To me, writing about science doesn’t stop at dissecting research papers and studies. Anybody can do that. I’m interested in what biology can teach us about being human - see my cancer and genome editing posts. I’m also interested in what doing science teaches me about being a human, and how lessons learned at the lab bench might intersect with or be recontextualized by achievements in other arenas (like combat sports). Understanding being human through science and thinking way too hard about dumb stuff is the mission statement of the Pit - always has been, always will be.

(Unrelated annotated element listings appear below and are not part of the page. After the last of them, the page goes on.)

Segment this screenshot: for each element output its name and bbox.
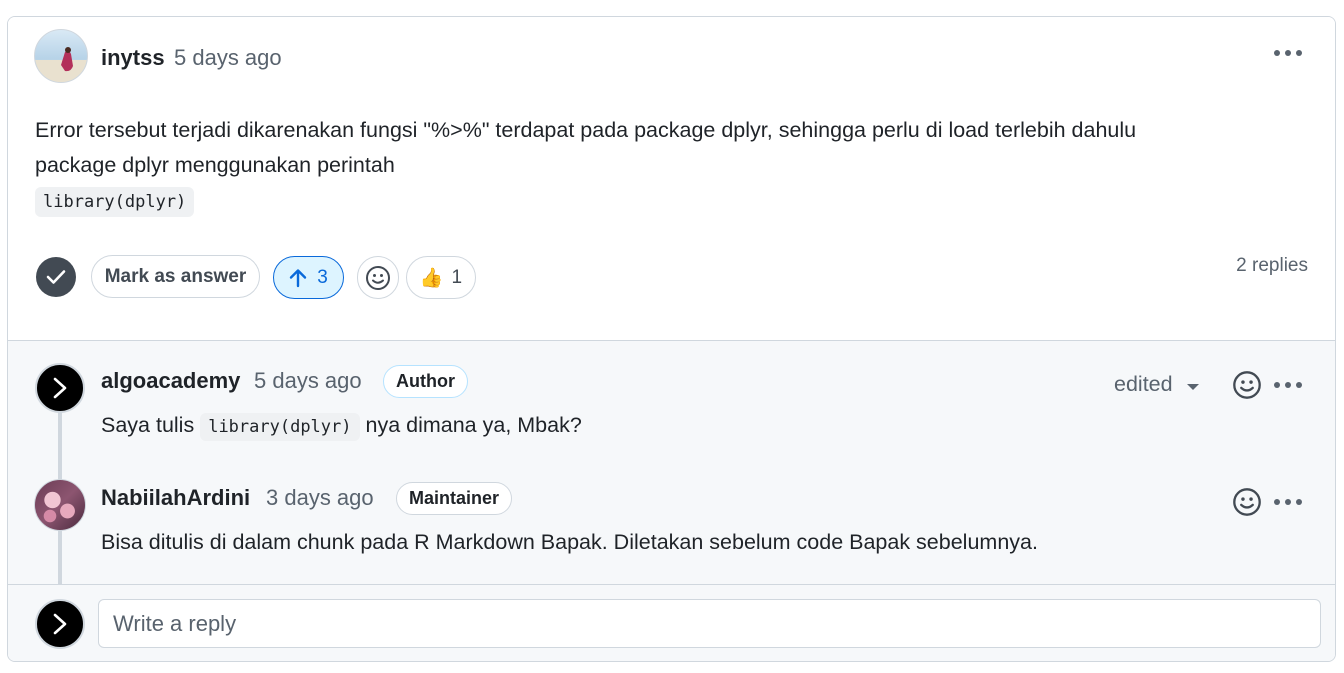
thumbs-up-reaction[interactable]: 👍 1	[406, 256, 476, 299]
code-snippet: library(dplyr)	[35, 187, 195, 217]
kebab-icon	[1274, 382, 1302, 388]
comment-timestamp[interactable]: 5 days ago	[174, 45, 282, 71]
maintainer-badge: Maintainer	[396, 482, 513, 515]
reply-options-button[interactable]	[1270, 488, 1306, 516]
comment-author[interactable]: inytss	[101, 45, 165, 71]
main-comment: inytss 5 days ago Error tersebut terjadi…	[8, 17, 1335, 340]
chevron-right-icon	[53, 613, 67, 635]
avatar-algoacademy[interactable]	[35, 363, 85, 413]
reply-input[interactable]	[98, 599, 1321, 648]
reply-text-before: Saya tulis	[101, 413, 195, 437]
smiley-icon	[1233, 488, 1261, 516]
comment-body: Error tersebut terjadi dikarenakan fungs…	[35, 113, 1275, 183]
smiley-icon	[1233, 371, 1261, 399]
upvote-button[interactable]: 3	[273, 256, 344, 299]
reply-body: Bisa ditulis di dalam chunk pada R Markd…	[101, 530, 1038, 554]
thumbs-up-count: 1	[451, 266, 463, 288]
arrow-up-icon	[290, 268, 307, 287]
reply-composer	[8, 584, 1335, 661]
replies-count: 2 replies	[1236, 255, 1308, 276]
author-badge: Author	[383, 365, 468, 398]
reply-add-reaction-button[interactable]	[1232, 370, 1262, 400]
comment-options-button[interactable]	[1270, 39, 1306, 67]
comment-body-line-1: Error tersebut terjadi dikarenakan fungs…	[35, 118, 1137, 142]
reply-options-button[interactable]	[1270, 371, 1306, 399]
avatar-nabiilahardini[interactable]	[34, 479, 86, 531]
reply-add-reaction-button[interactable]	[1232, 487, 1262, 517]
kebab-icon	[1274, 50, 1302, 56]
mark-answer-check-button[interactable]	[36, 257, 76, 297]
reply-timestamp[interactable]: 5 days ago	[254, 368, 362, 394]
edited-label: edited	[1114, 372, 1173, 396]
reply-author[interactable]: NabiilahArdini	[101, 485, 250, 511]
reply-text-after: nya dimana ya, Mbak?	[365, 413, 582, 437]
avatar-photo	[35, 47, 87, 82]
edited-dropdown[interactable]: edited	[1114, 372, 1199, 397]
reply-code-snippet: library(dplyr)	[200, 413, 360, 441]
mark-as-answer-button[interactable]: Mark as answer	[91, 255, 260, 298]
mark-as-answer-label: Mark as answer	[104, 265, 247, 287]
add-reaction-button[interactable]	[357, 256, 399, 299]
check-icon	[46, 270, 66, 284]
replies-section: algoacademy 5 days ago Author edited Say…	[8, 340, 1335, 585]
comment-body-line-2: package dplyr menggunakan perintah	[35, 153, 395, 177]
chevron-right-icon	[53, 377, 67, 399]
thumbs-up-icon: 👍	[419, 267, 444, 289]
smiley-icon	[366, 265, 390, 290]
reply-author[interactable]: algoacademy	[101, 368, 240, 394]
reply-body: Saya tulis library(dplyr) nya dimana ya,…	[101, 409, 582, 443]
kebab-icon	[1274, 499, 1302, 505]
reply-timestamp[interactable]: 3 days ago	[266, 485, 374, 511]
discussion-comment-card: inytss 5 days ago Error tersebut terjadi…	[7, 16, 1336, 662]
caret-down-icon	[1186, 383, 1199, 390]
upvote-count: 3	[317, 266, 328, 288]
current-user-avatar[interactable]	[35, 599, 85, 649]
avatar-inytss[interactable]	[34, 29, 88, 83]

What can scientists learn from fighters?
Science is an adversarial process. Ideas and conclusions are thrown into the fires of experimentation again and again, subjected to every possible stressor, beaten black and blue by falsifiable hypotheses until the poor researcher in question finally lays down his pipette and wearily grins, knowing that he has established something approximating a new fact about the world beyond a reasonable doubt.
This is a fight. This is a contest of will between a human seeking new knowledge and a cold universe that is not keen to give up her secrets. Racking up failed experiment after failed experiment, negative result after negative result, demands something more than perseverance. It demands resilience, which I’d define as the capacity to take a beating and transmute it into something productive.

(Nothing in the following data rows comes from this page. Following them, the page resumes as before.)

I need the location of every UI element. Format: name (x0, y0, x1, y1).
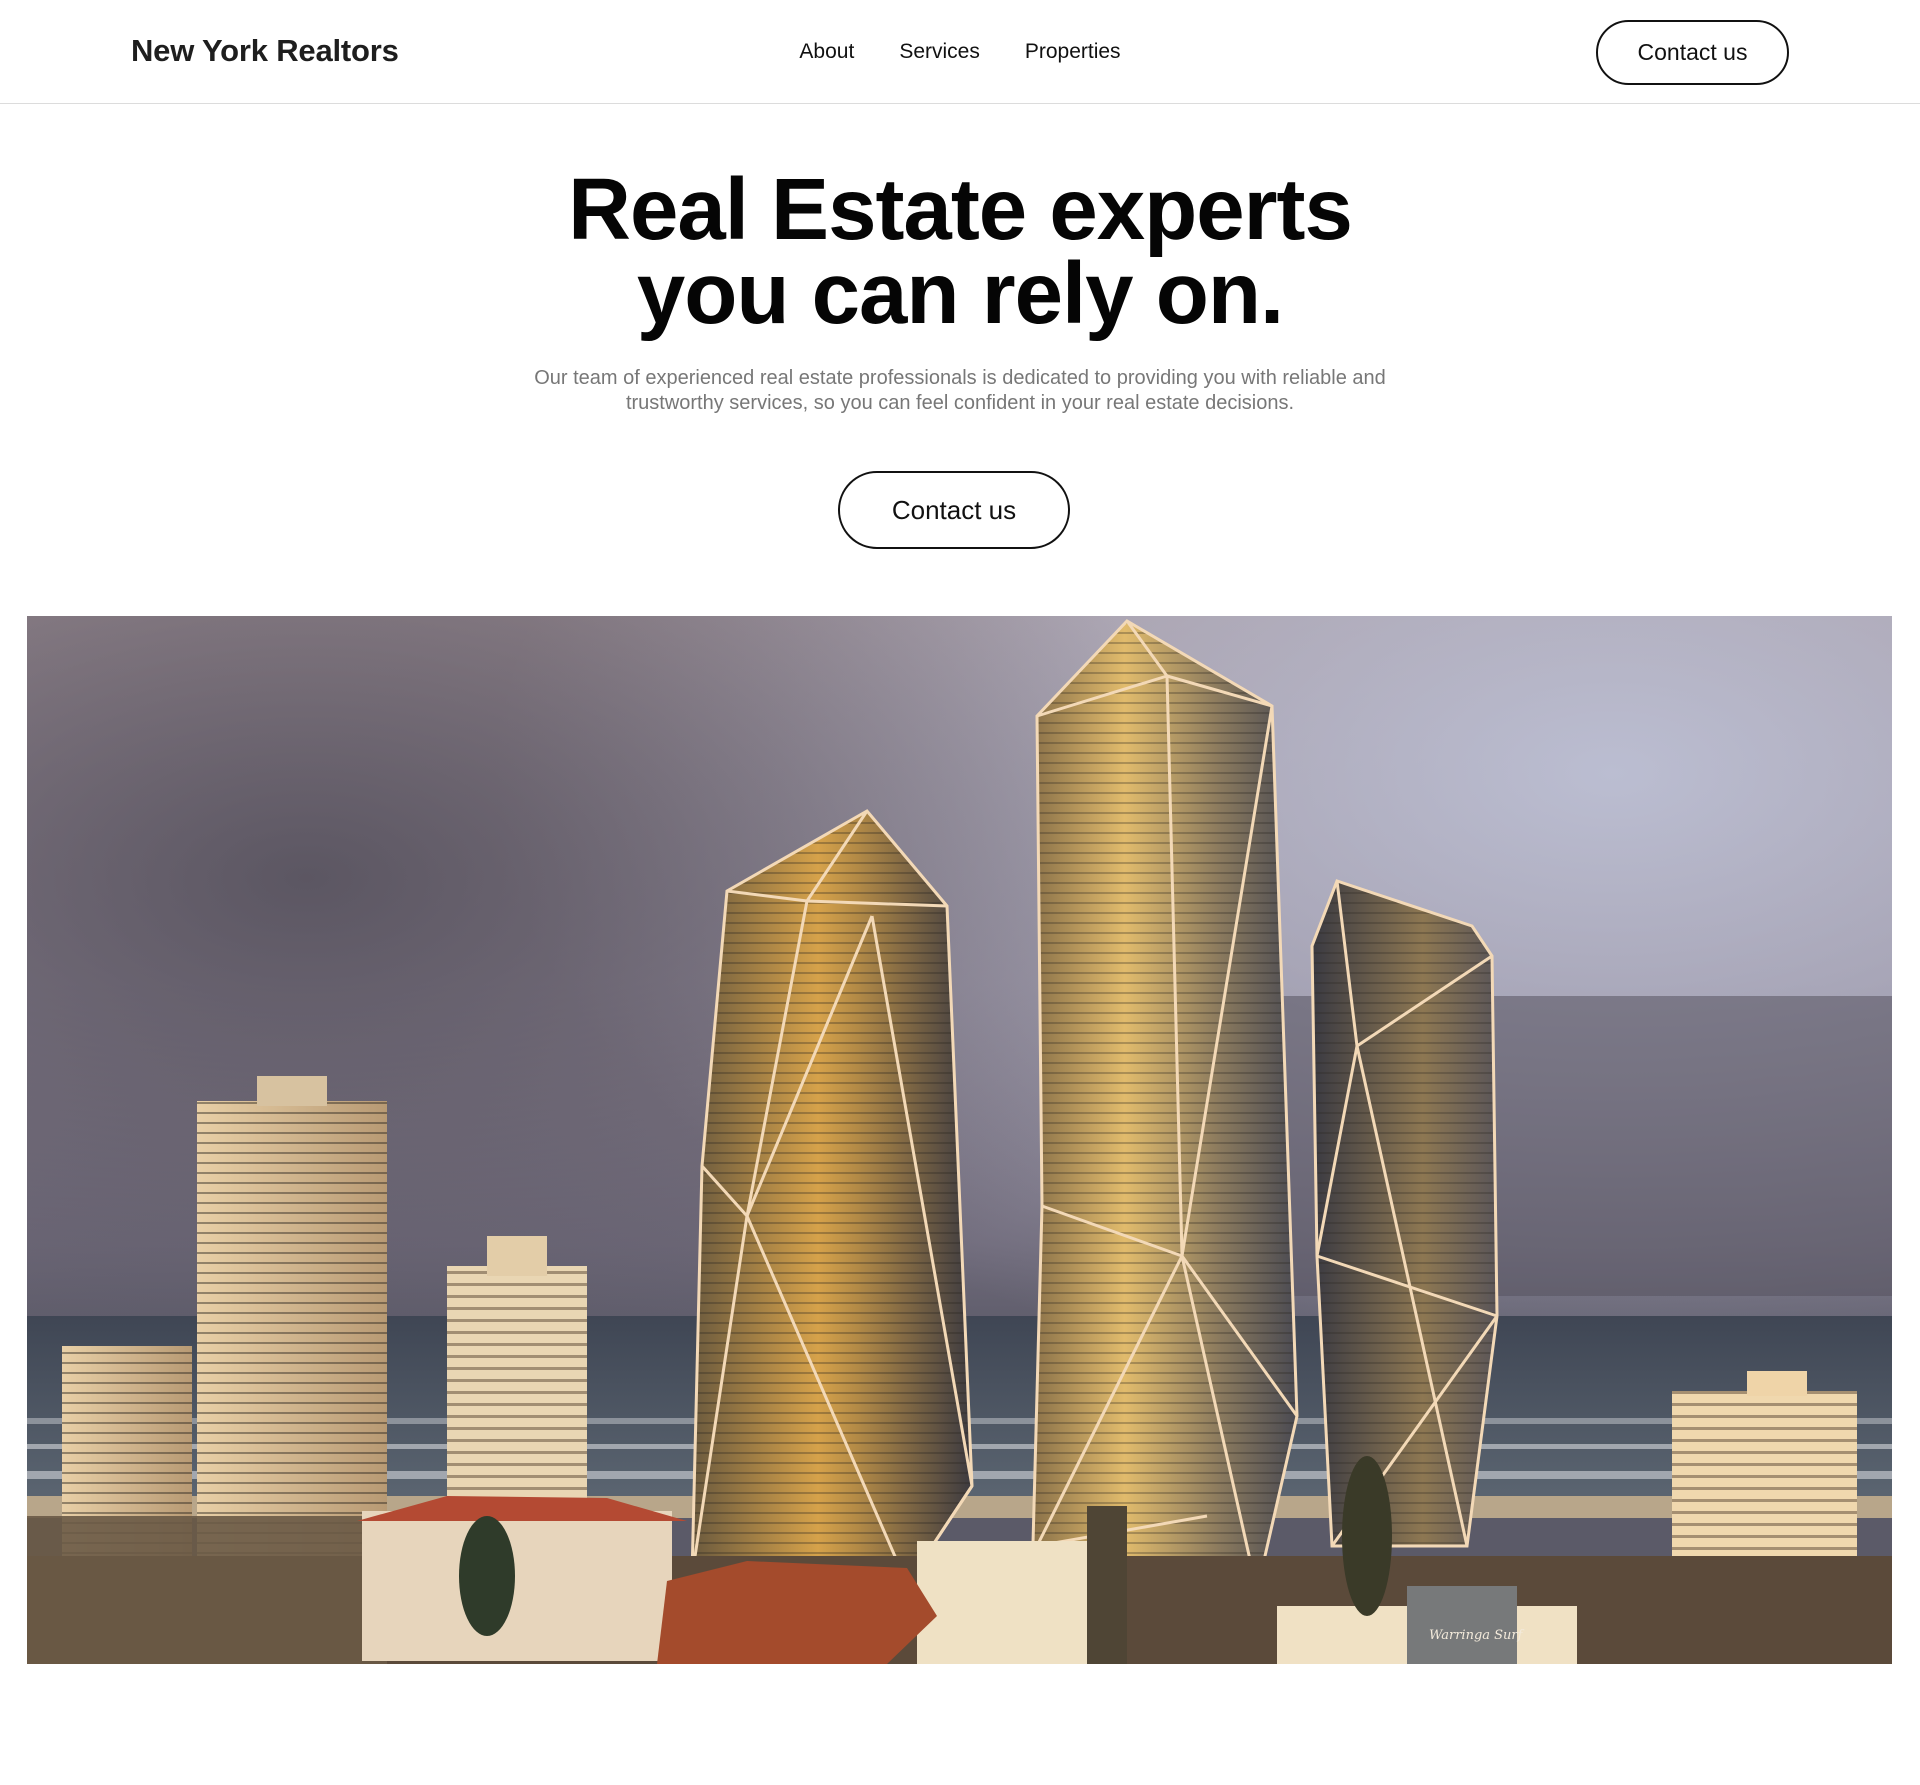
hero-image-skyline: Warringa Surf (27, 616, 1892, 1664)
navbar: New York Realtors About Services Propert… (0, 0, 1920, 104)
tower-middle (1030, 619, 1299, 1593)
signage-text: Warringa Surf (1429, 1628, 1525, 1643)
nav-link-properties[interactable]: Properties (1025, 40, 1121, 64)
building-left-tall (197, 1076, 387, 1571)
hero-title-line-2: you can rely on. (636, 245, 1284, 342)
hero-title-line-1: Real Estate experts (568, 161, 1353, 258)
hero-contact-button[interactable]: Contact us (838, 471, 1070, 549)
nav-link-about[interactable]: About (799, 40, 854, 64)
skyline-photo: Warringa Surf (27, 616, 1892, 1664)
header-contact-button[interactable]: Contact us (1596, 20, 1789, 85)
tower-right (1310, 879, 1499, 1548)
hero-title: Real Estate experts you can rely on. (0, 166, 1920, 337)
hero-subtitle-line-2: trustworthy services, so you can feel co… (625, 392, 1295, 414)
hero-subtitle-line-1: Our team of experienced real estate prof… (534, 367, 1386, 389)
nav-link-services[interactable]: Services (899, 40, 980, 64)
hero-subtitle: Our team of experienced real estate prof… (460, 366, 1460, 416)
tower-left (690, 809, 974, 1586)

It is therefore necessary as a scientist to come back from your losses the way Alex Pereira did, and to endure your beatings the way Jiri did. Most kids enter grad school with the momentum Pereira entered the UFC title picture with - great GPAs, a strong CV, a bunch of folks patting them on the back, the whole nine yards. Many, if not all, will quickly realize how little their academic performance in classrooms translates to success in a laboratory. Because it often doesn’t matter how well you grasp the current body of work in a given field, or how adept your understanding of a given biological system is - once you adopt a scientist’s hubris and attempt to contribute to that field or manipulate that system, you will be met with failures. Regardless of how hard you work, you will be met with pushback. You will have to fight. And you will lose a bunch of those fights, maybe most of them. Those who succeed in science are those who, like Alex Pereira and Jiri Prochazka, are too stubborn and too resilient to have their spirits broken by adversity. They do not allow past failings or present weakness to sap their self-belief.
This is the nature of not just doing science, but doing anything worthwhile. You will accumulate failures. One who does not fail has not found themselves at the edge of their capabilities. As far as I’m concerned, the only “true” failure state is, paradoxically, not racking up any failures at all. This is certainly true in science, where a lack of negative results almost certainly means you never pushed past your intellectual safe haven into the unknown. There’s a lot to be said here about the academic and funding systems which actively punish negative results, but at a base, “pure” level I believe this all holds true. In the words of renowned bodybuilder Tom Platz, one must seek to “achieve failure”.
And I think there are broader truths here that can be extrapolated to any high-achieving endeavor. Doctors, artists, entrepreneurs, engineers, and workers of all stripes trying to push themselves to a new level of aptitude will encounter opposition. Any human seeking meaning and contentment and peace will encounter opposition. Everything in life, as Teddy Atlas has often said, is a fight. To overcome that opposition, to use its presence as motivation, to walk into the fight and truly love the carnage - that is the essence of improvement and attaining mastery, agnostic of discipline.
Which leaves only one question. When you’re sweaty, and bruised, and bleeding, and the crowd has lost its faith in you, and your back is against the wall, and you’d like to do nothing more than throw the gloves down, throw the towel in, and drag your ass home… are you still going to stand, knuckle up and give them five more minutes of hell?